Abstract

The indications for vitreoretinal (VR) surgery are increasing as equipment and techniques available improve. In order to decrease demand on limited health resources, day-case surgery would be beneficial in many cases. This study combines a retrospective and prospective arm to examine the feasibility and safety of routine day-case VR surgery. One hundred consecutive patients (50 retrospective and 50 prospective) undergoing VR surgery within the Royal Berkshire NHS trust were included. The retrospective arm aimed to identify the frequency and type of acute ophthalmic or medical intervention during postop overnight stay and the results were used to alter management in the prospective group. The prospective group consisted of patients undergoing a mixture of overnight stay and day-case surgery. All patients in the prospective group had routine subtenon marcaine anaesthesia together with prophylactic pre-operative intravenous acetazolamide. Patients deemed fit postoperatively were offered overnight ward discharge, with obligatory next-day review. In the retrospective arm, 56% required oral nonsteroidal analgesia on the day of surgery and one patient required narcotic analgesia. Twenty-two per cent patients required intraocular pressure (IOP) control on the day of surgery and one patient required medical intervention in the form of urinary catheterisation. Nineteen patients required intervention on next-day review. In the prospective arm, 86% preferred day case and were suitable, 6% were suitable for day-case but preferred overnight stay and 8% were deemed not fit for discharge.
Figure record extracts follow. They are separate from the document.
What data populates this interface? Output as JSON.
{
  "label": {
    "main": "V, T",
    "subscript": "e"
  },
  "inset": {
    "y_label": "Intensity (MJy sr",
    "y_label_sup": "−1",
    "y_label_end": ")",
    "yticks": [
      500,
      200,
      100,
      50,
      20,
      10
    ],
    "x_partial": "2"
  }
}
No patient required narcotic analgesics. No patient discharged returned as a casualty overnight. Only one patient required topical beta-blocker for the control of IOP on next-day review. These data suggest that many patients who are hospitalised overnight for VR surgery could be safely treated as day cases. Such a shift in the pattern of care for VR surgery could provide a significant improvement in health-care efficiency and minimise patient inconvenience.